Сеид Омар дышал над худыми плечами ребенка, читая: «Джафна — важнейший район Цейлона. Оттуда происходят тамилы. Это трудолюбивый и очень умный народ. В Малайе много тамилов. Они работают во многих правительственных учреждениях. Они помогают управлять Малайей».
Сеид Омар в ярости схватил и скомкал сочинение, испустив потрясенный крик. Изумленный Хасим посмотрел и захныкал. Сеид Омар слепо схватил атлас, выдрал из него Цейлон с Джафной и всем окружающим океаном. Быстро явились жены, Хасан разразился грубым подростковым гоготом.
Сеид Омар кричал:
— Я для вас, для вас все делаю! Ни благодарности, ни внимания! Я никто в этом доме, никто! Ухожу!
Стал спускаться по наружной лестнице к затопленной дорожке, но обнаружил, что бос и полугол. Стыдливо вернулся, надулся в углу. Хасан, забыв убрать ухмылку, ухмылялся шкале приемника, а потом вдруг извлек из него медный лязг, отчего Сеида Омара бросило в пот. Он сопел в углу с затуманенными глазами.
— Нельзя позволять себе книжки рвать при той зарплате, какую ты в дом приносишь, — сказала Маймуна. — Позор.
— Ладно, ладно, — успокаивала Зейнаб хныкавшего Хасима. — Нехороший отец, нехороший.
— Ну, хватит ерунды, — саркастически сказал Сеид Омар. — Будьте любезны подать завтрак. Мне через четыре часа надо быть в аэропорту.

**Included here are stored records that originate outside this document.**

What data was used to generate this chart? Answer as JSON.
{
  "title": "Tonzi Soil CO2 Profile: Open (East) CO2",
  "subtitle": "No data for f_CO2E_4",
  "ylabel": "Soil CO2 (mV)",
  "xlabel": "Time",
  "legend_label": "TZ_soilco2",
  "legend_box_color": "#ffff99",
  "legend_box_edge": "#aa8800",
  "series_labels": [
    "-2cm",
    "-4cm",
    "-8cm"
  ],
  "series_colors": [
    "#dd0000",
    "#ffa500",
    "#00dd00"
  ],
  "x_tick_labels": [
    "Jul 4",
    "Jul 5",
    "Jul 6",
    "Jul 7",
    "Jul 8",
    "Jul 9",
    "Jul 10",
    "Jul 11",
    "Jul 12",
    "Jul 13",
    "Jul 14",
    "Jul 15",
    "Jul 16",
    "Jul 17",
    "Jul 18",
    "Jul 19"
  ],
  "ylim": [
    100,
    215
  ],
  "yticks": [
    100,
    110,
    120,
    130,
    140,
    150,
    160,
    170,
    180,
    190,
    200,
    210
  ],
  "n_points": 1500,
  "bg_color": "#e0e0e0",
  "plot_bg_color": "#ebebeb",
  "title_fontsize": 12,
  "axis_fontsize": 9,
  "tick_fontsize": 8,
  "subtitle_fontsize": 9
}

В тот момент элита городских тамилов Джафны в тяжком похмелье пила уже кофе, черный, горький. После приема в полиции последовала вечеринка дома у Вайтилингама. Вайтилингам был главным ветеринаром штата, у него жил Маньям. Маньям был племянником Вайтилингама, а может быть, дядей, двоюродным братом: степень родства точно не установлена, однако родство имелось. Фактически родством были связаны все тамилы Джафны, сидевшие в полосатых саронгах в то пятничное утро, в день отъезда Маньяма, молча страдая. Джафна маленькая. Недавно закончившаяся вечеринка в какой-то мере представляла собой лоснящуюся черную эллинистическую пародию на симпосий
[7]
, где Сократ рассуждал о достоинствах интеллектуальной любви, а в доску упившийся Алкивиад слюняво восхищался курносым учителем. Алкивиадом был Арумугам, старший диспетчер аэропорта, мужскую красу которого портил высокий визгливый голос с забавными полутонами, как бы при полоскании горла. Сократом — Сундралингам, доктор. Сверкая очками, он пространно рассказывал о ничтожном значении гетеросексуальных связей: единственное предназначение женщин — производить на свет больше тамилов Джафны; романтические поэты писали чепуху; возводить женщину на пьедестал — западное извращение. Арумугам без конца повторял:
— Как ты прав. — Голос евнуха придавал этой фразе какую-то виноградную кислоту. Впрочем, кругом фактически зелен был виноград. Всем под или за тридцать, жен никто еще не нашел. Имелись в городе женщины, да не того сорта. Им нужны женщины хорошей касты, хорошего цвета, достойные мужчин-профессионалов. Куларатнам, инспектор транспортных средств штата, не пришел на вечеринку. Опозорился, ибо стало известно, что он связался с пухлой красивой малайской принцессой, державшей книжную лавку.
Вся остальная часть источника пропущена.